A Economia – Na agricultura, a safra de 2025 totaliza 346 milhões de toneladas em área de 81 milhões de hectares (IBGE). A produção de soja saltou de 4,4 milhões de hectares cultivados em1985 para 40 milhões de hectares; o agro das demais culturas corresponde a mais 41 milhões de hectares, com dependência de insumos como os fertilizantes importados. A pecuária ocupa 164 milhões de hectares de pastagem, com 238 milhões de bovinos. Há 300 milhões de hectares de áreas degradadas, recuperáveis para a agricultura (SFA/MAPA, Br). O Plano Safra 2025/26 corresponde a R$ 405,9 bilhões, sem incluir as Cédulas de Produto Rural que em 2024/25 tiveram a liberação de R$ 316,5 bilhões (Sicor/ BCB). O Brasil, como macro potência do agronegócio, dispõe de especiais condições para comercializar com China, Índia e Europa.
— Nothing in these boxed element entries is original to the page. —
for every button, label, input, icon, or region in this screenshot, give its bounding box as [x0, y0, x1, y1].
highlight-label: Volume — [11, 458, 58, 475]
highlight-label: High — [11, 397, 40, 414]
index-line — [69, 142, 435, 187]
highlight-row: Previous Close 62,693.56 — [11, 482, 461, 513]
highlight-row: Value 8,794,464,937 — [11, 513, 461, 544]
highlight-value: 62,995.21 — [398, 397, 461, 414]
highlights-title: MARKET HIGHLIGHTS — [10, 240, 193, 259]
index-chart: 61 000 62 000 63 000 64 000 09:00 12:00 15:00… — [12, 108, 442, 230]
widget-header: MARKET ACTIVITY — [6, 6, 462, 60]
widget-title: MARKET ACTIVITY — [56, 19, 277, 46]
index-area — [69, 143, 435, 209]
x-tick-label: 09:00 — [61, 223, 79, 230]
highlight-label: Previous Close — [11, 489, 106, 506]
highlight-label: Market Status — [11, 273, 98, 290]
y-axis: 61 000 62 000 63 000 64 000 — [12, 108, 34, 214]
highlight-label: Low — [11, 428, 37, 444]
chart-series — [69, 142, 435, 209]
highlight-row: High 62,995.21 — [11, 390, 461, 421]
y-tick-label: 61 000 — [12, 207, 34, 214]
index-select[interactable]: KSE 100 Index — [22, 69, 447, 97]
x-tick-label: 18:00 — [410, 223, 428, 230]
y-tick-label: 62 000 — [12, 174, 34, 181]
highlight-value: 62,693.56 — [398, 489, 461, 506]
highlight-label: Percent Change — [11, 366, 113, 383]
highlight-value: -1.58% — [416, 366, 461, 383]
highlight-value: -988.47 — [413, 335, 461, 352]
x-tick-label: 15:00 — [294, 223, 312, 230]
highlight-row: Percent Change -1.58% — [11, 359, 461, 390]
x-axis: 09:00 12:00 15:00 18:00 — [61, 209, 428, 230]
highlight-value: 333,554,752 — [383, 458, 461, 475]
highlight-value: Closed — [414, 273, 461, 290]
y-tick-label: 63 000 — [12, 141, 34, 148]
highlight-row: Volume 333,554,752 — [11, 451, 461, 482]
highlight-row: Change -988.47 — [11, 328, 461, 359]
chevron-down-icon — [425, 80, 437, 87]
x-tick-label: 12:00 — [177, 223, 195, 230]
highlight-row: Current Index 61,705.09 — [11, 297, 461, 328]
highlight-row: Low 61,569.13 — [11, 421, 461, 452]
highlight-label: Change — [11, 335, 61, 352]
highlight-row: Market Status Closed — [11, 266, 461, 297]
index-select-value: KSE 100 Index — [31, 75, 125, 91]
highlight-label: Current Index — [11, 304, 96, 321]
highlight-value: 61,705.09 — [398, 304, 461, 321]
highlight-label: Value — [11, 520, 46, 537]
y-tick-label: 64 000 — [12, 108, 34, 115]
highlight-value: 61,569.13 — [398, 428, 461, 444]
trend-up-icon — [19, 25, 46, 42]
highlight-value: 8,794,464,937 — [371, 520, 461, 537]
A estabilidade dos negócios industriais e comerciais deve ser garantida por segurança jurídica. O parque industrial está em declínio causado por elevados tributos, pouca inovação tecnológica, baixa produtividade e acirrada concorrência internacional. A indústria de transformação que constituía 36% do PIB em 1985, hoje está reduzida a 11% do PIB (MDIC, Br).
A balança comercial apresenta superavit de USD 68,3 bilhões para 2025, sendo USD 280,4 bilhões em importações e USD 348,7 bilhões em exportações. Estas se constituem em 63% de produtos primários contra 44% em 2000, pelo declínio na produção industrial exportada. As transações correntes com déficit de USD 68,8 bilhões. Aporte de USD 77,6 bilhões em investimentos estrangeiros (MDIC, Br).
O Brasil tem USD 312 bilhões de reservas internacionais, mas o Comité de Política Monetária do Banco Central (COPOM) manteve em 2025 a taxa do Sistema Especial de Liquidação e Custódia (SELIC) em 15% aa, para IPCA de 4,32% aa (IBGE). Situação causadora de 29,6% das famílias brasileiras terem dívidas vencidas e 5.680 empresas estarem em recuperação judicial (CNC).
O Futuro – O Brasil, potência agropecuária, mineral e energética, tem que conquistar maior presença na produção industrial de alto valor agregado e sua administração pública melhor atender aos princípios garantidores de gestão com eficácia e transparência.
O Futuro exige: melhores condições de saúde, educação, segurança pública e governança; a urgência na redução das despesas públicas com o expurgo nos custos de ministérios, autarquias e estatais deficitárias; a extinção dos inapropriados benefícios destinados a privilegiados servidores públicos.
Os partidos políticos devem ser programáticos e autossuficientes, com a sustação do populismo inconsequente e a depuração das emendas parlamentares, constituídas por R$ 48 bilhões em 2025. A ética, a responsabilidade e a cultura ocidental têm que estimular o liberalismo econômico no Brasil.
A Engenharia, vetor de tecnologia e eficiência, deve ser o instrumento central de soberania, segurança econômica e resiliência estratégica.
(*) Ex-presidente do Instituto de Engenharia, Doutor em Arquitetura/ Urbanismo UPMack, Mestre em Engenharia Civil Poli/USP, engenheiro Civil e engenheiro Industrial UPMack, ex-secretário do Município de São Paulo.